Even if a client merits greater protection than other principals because of an attorney's sophistication, the facts are still sufficient to show that LF's belief was reasonable. Bello reviewed Plaintiff's case and the documents. Bello attempted to meet personally with Plaintiff and Chakwin. When Bello couldn't meet with Plaintiff, he met with Abrahamsen, Plaintiff's personal representative in New York. LF reviewed the contract, which was inherently credible because it was signed and notarized. LF also electronically verified the wire transfers it made. In short, LF could not have reasonably done much more to verify the authenticity of its transaction with Plaintiff, especially when Plaintiff lives in a foreign country and could not afford to travel to the United States. Accordingly, the Court is satisfied with LF's efforts in the current case.
The Court notes it may be advisable for a litigation creditor to receive or make copies of a client's personal identification, such as a driver's license or passport, and compare the client's signature to its documents before it approves disbursement. It may also be advisable to meet personally with a prospective client and her attorney to explain the contract and discuss financing. When a personal meeting is unreasonable, a litigation creditor may want to find a viable alternative, such as teleconferencing. However, while advisable, LF's failure to implement these measures in the current case does not make LF's belief unreasonable, nor suggest that LF attempted to ignore any warnings or inconsistencies. Thus, the Court finds that Chakwin and Weisberg had apparent authority to bind Plaintiff to LF's contract.
Plaintiff argues at great length that Chakwin and Weisberg committed fraud on the court. Plaintiff reasons that, since Chakwin and Weisberg are attorneys—officers of the court—they committed fraud on the court when they forged Plaintiff's signature on LF's contract.
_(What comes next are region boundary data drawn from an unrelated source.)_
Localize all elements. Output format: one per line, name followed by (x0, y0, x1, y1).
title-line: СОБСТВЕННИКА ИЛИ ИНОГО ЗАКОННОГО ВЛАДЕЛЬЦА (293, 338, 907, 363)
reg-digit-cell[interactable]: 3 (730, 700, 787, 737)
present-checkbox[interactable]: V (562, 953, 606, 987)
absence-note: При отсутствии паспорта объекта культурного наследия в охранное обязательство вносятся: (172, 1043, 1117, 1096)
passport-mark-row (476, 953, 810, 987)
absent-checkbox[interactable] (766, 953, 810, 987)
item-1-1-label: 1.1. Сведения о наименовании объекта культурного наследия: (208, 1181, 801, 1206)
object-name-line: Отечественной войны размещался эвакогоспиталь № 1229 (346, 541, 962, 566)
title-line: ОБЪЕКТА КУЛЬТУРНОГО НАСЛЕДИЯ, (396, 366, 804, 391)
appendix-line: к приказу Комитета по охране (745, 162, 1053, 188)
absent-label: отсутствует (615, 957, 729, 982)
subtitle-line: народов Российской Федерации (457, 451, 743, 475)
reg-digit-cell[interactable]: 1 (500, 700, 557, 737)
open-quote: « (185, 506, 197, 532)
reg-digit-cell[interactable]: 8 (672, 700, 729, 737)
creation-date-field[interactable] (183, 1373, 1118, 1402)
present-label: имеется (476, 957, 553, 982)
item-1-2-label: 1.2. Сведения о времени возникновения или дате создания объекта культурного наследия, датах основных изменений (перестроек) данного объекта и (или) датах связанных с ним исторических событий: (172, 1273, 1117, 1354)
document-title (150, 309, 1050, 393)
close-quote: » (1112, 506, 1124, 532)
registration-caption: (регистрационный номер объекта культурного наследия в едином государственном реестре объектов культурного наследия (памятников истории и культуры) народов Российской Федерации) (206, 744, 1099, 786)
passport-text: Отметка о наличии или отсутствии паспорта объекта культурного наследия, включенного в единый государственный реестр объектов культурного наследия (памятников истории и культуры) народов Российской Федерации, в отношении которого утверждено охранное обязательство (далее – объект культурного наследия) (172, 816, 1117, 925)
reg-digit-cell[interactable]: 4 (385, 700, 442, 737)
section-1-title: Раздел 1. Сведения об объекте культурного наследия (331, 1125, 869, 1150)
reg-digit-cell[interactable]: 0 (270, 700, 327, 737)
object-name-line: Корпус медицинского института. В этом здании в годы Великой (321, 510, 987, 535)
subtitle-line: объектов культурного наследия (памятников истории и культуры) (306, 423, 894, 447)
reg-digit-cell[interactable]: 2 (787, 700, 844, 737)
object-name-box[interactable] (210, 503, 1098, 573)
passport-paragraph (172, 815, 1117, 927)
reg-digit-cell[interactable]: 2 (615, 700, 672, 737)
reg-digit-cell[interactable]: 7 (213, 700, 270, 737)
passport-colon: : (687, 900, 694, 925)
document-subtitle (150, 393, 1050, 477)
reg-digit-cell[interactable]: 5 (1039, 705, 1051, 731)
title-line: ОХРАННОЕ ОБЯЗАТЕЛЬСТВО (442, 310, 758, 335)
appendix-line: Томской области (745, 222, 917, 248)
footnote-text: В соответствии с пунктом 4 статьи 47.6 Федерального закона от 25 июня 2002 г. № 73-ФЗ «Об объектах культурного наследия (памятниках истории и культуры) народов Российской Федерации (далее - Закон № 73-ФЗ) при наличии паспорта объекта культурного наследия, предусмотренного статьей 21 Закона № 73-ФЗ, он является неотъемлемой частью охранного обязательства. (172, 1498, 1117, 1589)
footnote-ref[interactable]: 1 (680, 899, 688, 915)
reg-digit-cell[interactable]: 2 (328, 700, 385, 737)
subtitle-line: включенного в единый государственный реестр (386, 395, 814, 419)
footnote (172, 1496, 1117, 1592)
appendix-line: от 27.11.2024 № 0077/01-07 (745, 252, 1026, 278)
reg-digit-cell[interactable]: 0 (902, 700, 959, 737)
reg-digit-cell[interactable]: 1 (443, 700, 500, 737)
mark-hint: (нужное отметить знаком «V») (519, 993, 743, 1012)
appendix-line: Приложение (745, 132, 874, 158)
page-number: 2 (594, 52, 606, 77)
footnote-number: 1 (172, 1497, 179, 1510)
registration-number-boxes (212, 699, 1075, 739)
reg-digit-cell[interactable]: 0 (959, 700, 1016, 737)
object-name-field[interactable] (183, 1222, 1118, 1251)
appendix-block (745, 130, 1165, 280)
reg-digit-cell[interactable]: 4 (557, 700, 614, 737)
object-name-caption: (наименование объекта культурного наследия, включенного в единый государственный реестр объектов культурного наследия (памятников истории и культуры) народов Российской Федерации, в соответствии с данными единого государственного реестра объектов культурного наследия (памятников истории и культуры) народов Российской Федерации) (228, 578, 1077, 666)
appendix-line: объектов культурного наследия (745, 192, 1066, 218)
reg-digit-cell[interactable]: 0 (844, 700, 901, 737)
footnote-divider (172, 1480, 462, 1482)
This reasoning is incorrect.
Not all fraud is fraud on the court.
In the current case, the alleged fraud is not directed at the Court. It involves a contract between the Plaintiff and LF, which are two private parties. Although the fraud was allegedly performed by Plaintiff's attorneys, they did not do so in their capacity of officers of the Court.
Plaintiff also requests summary judgment regarding two additional proof of claims. The first proof of claim belongs to Pre-Settlement Solutions, Inc. ("PSS"). The second belongs to Bridgefunds, LLC ("BF").
PSS filed a proof of claim with the Court (#230). PSS's proof of claim states that PSS has a secured, perfected claim of $97,375.
PSS is now several months late in responding to Plaintiff's motion for summary judgment. PSS's failure to file points and authorities in response to Plaintiff's motion constitutes PSS's consent to the granting of Plaintiff's motion. LR 7-2(d). This Court and the Ninth Circuit Court of Appeals, however, have a strong interest in ruling on the merits of a case whenever possible.
BF filed a proof of claim with the Court (#233) and Plaintiff objected (#245). BF responded (#246) and filed a Motion for Discovery and an Evidentiary Hearing (#247, #248). Plaintiff responded (#250, #251) and BF replied (#252). The Court granted BF's motion (#257) and BF requested documents (#272) and performed several depositions (#278, #279, #287, #289). BF then filed a Stipulation and Proposed Order for Disbursement (#304), which the Court granted (#305).
Plaintiff states that Plaintiff and BF have settled the proof of claim and filed the terms of the agreement with the Court. The Court agrees. Both Plaintiff and BF signed the Stipulation and Proposed Order for Disbursement (#304) and the Court granted the order (#305). Therefore, BF's proof of claim is no longer at issue before the Court.